Сотрясающий грохот разрывает землю и небо в инфернальном хаосе. Волна разрушения сметает все на своем пути. Никому не укрыться от этого неописуемого ужаса. Взрыв ниспровергает порядок, отрывая Жизнь от ее привычной колыбели размеренности. Небо озаряется ярким блеском гибели, воспламеняется воздух, и на десятки лет планета погружается во тьму.
Сквозь рев умирающего мира прорезается мой собственный, истошный.
Я никогда так прежде не орала. Никогда прежде не было так больно.
— …Варвара Васильевна, что же вы делаете?! — кто-то пытается до меня докричаться.
Кто-то остался жив.
— …Остановите ее кто-нибудь!
— Ужас!
— Что с ней?
А что со мной?
Я — водородная бомба, и я только что взорвалась.
Глава 17 Варя
— Как она?
— Вроде пришла в себя.
— Варвара Васильевна, вы как?
Кто переговаривается поблизости? Голоса знакомые, однако определить не выходит.
— Жуть какая, словно сквозь смотрит…
Они обо мне? Разве я из себя куда-то выходила?

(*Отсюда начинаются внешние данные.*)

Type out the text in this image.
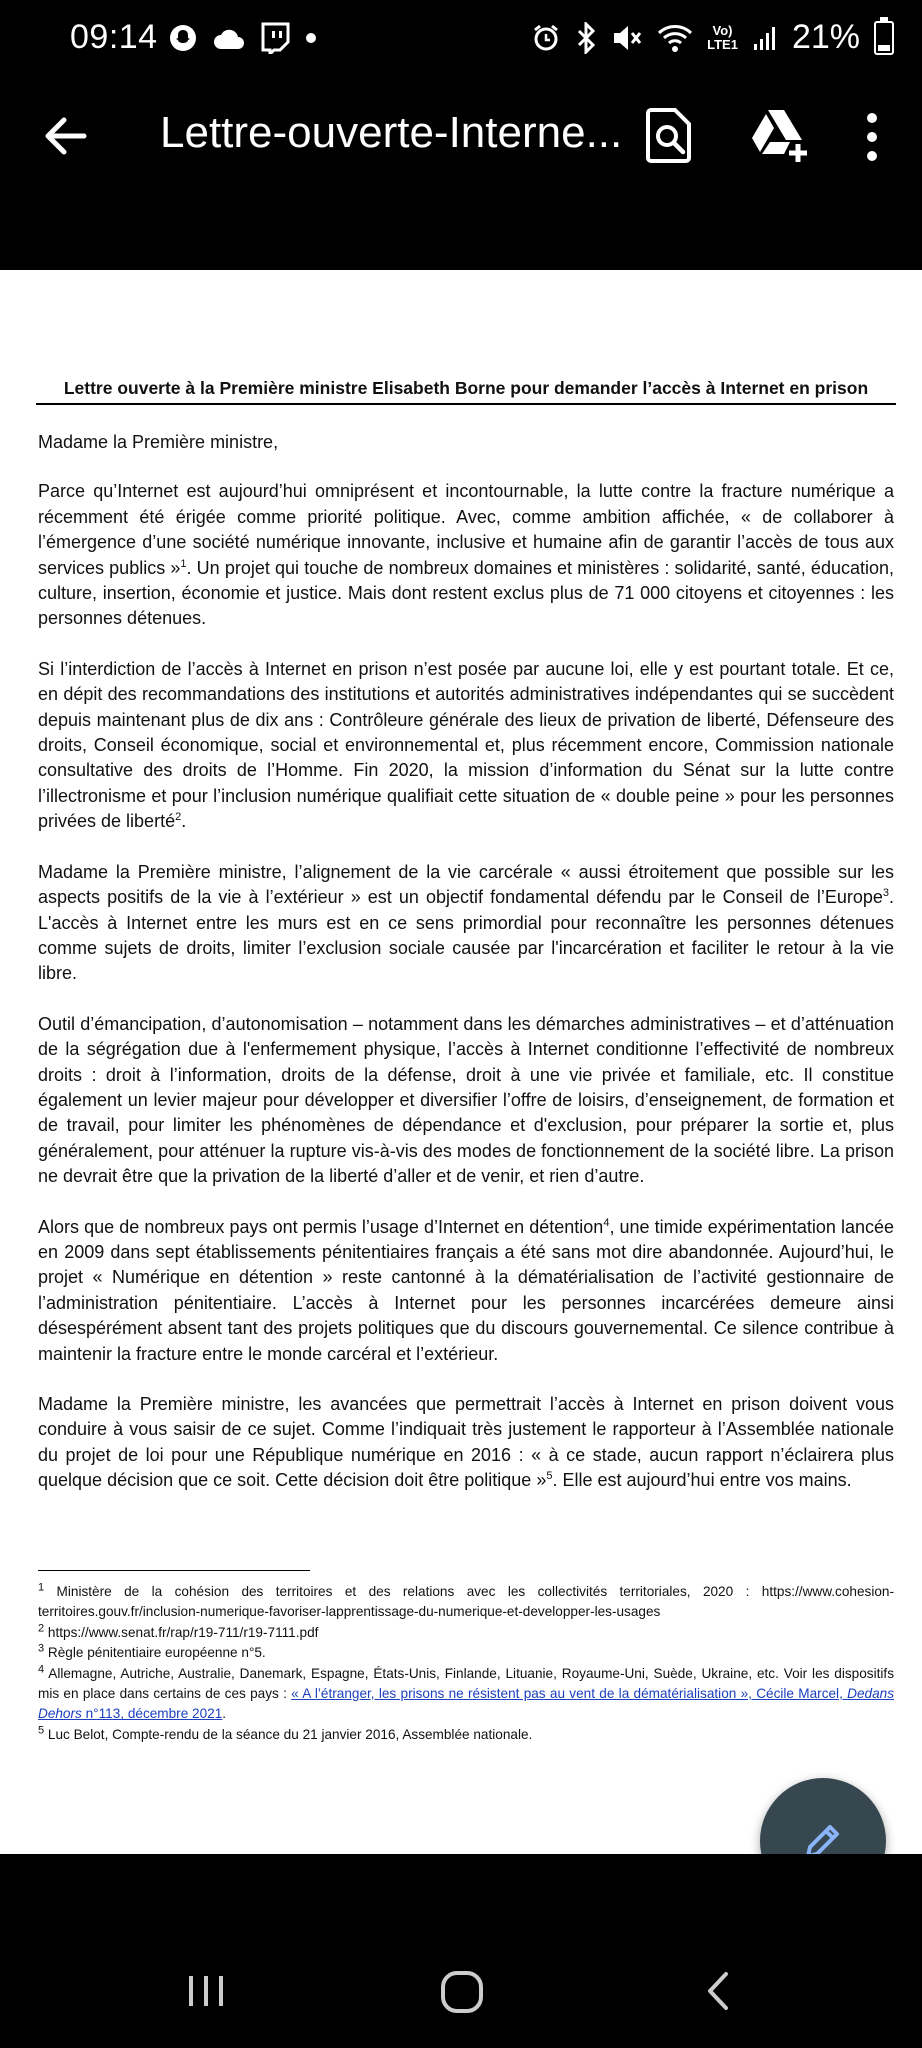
09:14	Vo)
LTE1 21%
Lettre-ouverte-Interne...
Lettre ouverte à la Première ministre Elisabeth Borne pour demander l’accès à Internet en prison

Madame la Première ministre,

Parce qu’Internet est aujourd’hui omniprésent et incontournable, la lutte contre la fracture numérique a récemment été érigée comme priorité politique. Avec, comme ambition affichée, « de collaborer à l’émergence d’une société numérique innovante, inclusive et humaine afin de garantir l’accès de tous aux services publics »$^1$. Un projet qui touche de nombreux domaines et ministères : solidarité, santé, éducation, culture, insertion, économie et justice. Mais dont restent exclus plus de 71 000 citoyens et citoyennes : les personnes détenues.

Si l’interdiction de l’accès à Internet en prison n’est posée par aucune loi, elle y est pourtant totale. Et ce, en dépit des recommandations des institutions et autorités administratives indépendantes qui se succèdent depuis maintenant plus de dix ans : Contrôleure générale des lieux de privation de liberté, Défenseure des droits, Conseil économique, social et environnemental et, plus récemment encore, Commission nationale consultative des droits de l’Homme. Fin 2020, la mission d’information du Sénat sur la lutte contre l’illectronisme et pour l’inclusion numérique qualifiait cette situation de « double peine » pour les personnes privées de liberté$^2$.

Madame la Première ministre, l’alignement de la vie carcérale « aussi étroitement que possible sur les aspects positifs de la vie à l’extérieur » est un objectif fondamental défendu par le Conseil de l’Europe$^3$. L'accès à Internet entre les murs est en ce sens primordial pour reconnaître les personnes détenues comme sujets de droits, limiter l’exclusion sociale causée par l'incarcération et faciliter le retour à la vie libre.

Outil d’émancipation, d’autonomisation – notamment dans les démarches administratives – et d’atténuation de la ségrégation due à l'enfermement physique, l’accès à Internet conditionne l’effectivité de nombreux droits : droit à l’information, droits de la défense, droit à une vie privée et familiale, etc. Il constitue également un levier majeur pour développer et diversifier l’offre de loisirs, d’enseignement, de formation et de travail, pour limiter les phénomènes de dépendance et d'exclusion, pour préparer la sortie et, plus généralement, pour atténuer la rupture vis-à-vis des modes de fonctionnement de la société libre. La prison ne devrait être que la privation de la liberté d’aller et de venir, et rien d’autre.

Alors que de nombreux pays ont permis l’usage d’Internet en détention$^4$, une timide expérimentation lancée en 2009 dans sept établissements pénitentiaires français a été sans mot dire abandonnée. Aujourd’hui, le projet « Numérique en détention » reste cantonné à la dématérialisation de l’activité gestionnaire de l’administration pénitentiaire. L’accès à Internet pour les personnes incarcérées demeure ainsi désespérément absent tant des projets politiques que du discours gouvernemental. Ce silence contribue à maintenir la fracture entre le monde carcéral et l’extérieur.

Madame la Première ministre, les avancées que permettrait l’accès à Internet en prison doivent vous conduire à vous saisir de ce sujet. Comme l’indiquait très justement le rapporteur à l’Assemblée nationale du projet de loi pour une République numérique en 2016 : « à ce stade, aucun rapport n’éclairera plus quelque décision que ce soit. Cette décision doit être politique »$^5$. Elle est aujourd’hui entre vos mains.

$^1$ Ministère de la cohésion des territoires et des relations avec les collectivités territoriales, 2020 : https://www.cohesion-territoires.gouv.fr/inclusion-numerique-favoriser-lapprentissage-du-numerique-et-developper-les-usages

$^2$ https://www.senat.fr/rap/r19-711/r19-7111.pdf

$^3$ Règle pénitentiaire européenne n°5.

$^4$ Allemagne, Autriche, Australie, Danemark, Espagne, États-Unis, Finlande, Lituanie, Royaume-Uni, Suède, Ukraine, etc. Voir les dispositifs mis en place dans certains de ces pays : « A l’étranger, les prisons ne résistent pas au vent de la dématérialisation », Cécile Marcel, Dedans Dehors n°113, décembre 2021.

$^5$ Luc Belot, Compte-rendu de la séance du 21 janvier 2016, Assemblée nationale.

— Точно, — не смолкает шушуканье.
По глазам вдруг бьет ослепительный белый свет — я промаргиваюсь, и с каждым движением ресниц постепенно исчезает ощущение, будто в них полным-полно песка. Пелена слепоты медленно сходит, начинают проясняться детали обстановки. Сливающиеся воедино потолок и светлые стены, размытые изображения в деревянных рамках, книжный стеллаж цвета слоновой кости. Похоже на кабинет главврача. Меня окружают лица… Настороженные, любопытные, обеспокоенные и испуганные. Сюда стеклось все отделение?
— Зрачки подвижны, — извещает зевак начальственный баритон. — Варвара, вы меня слышите?
В моменте понимаю, что нахожусь в полулежачем положении. Разом возвращается ощущение веса собственного тела; сейчас я представляюсь себе неподъемной, выплавленной из чугуна субстанцией, припаянной к удобной, умеренно мягкой поверхности.
— Варвара? — осторожно зовет Геннадий Леонидович, главврач.
Я поворачиваю голову на источник звука и замораживаю взор на пожилом темноволосом мужчине. Поправив очки в тонкой золотой оправе, Геннадий Леонидович откашливается. Похоже, ему не по себе, что я долго и пристально на него смотрю. Просто пытаюсь понять, что случилось до того, как я здесь очутилась.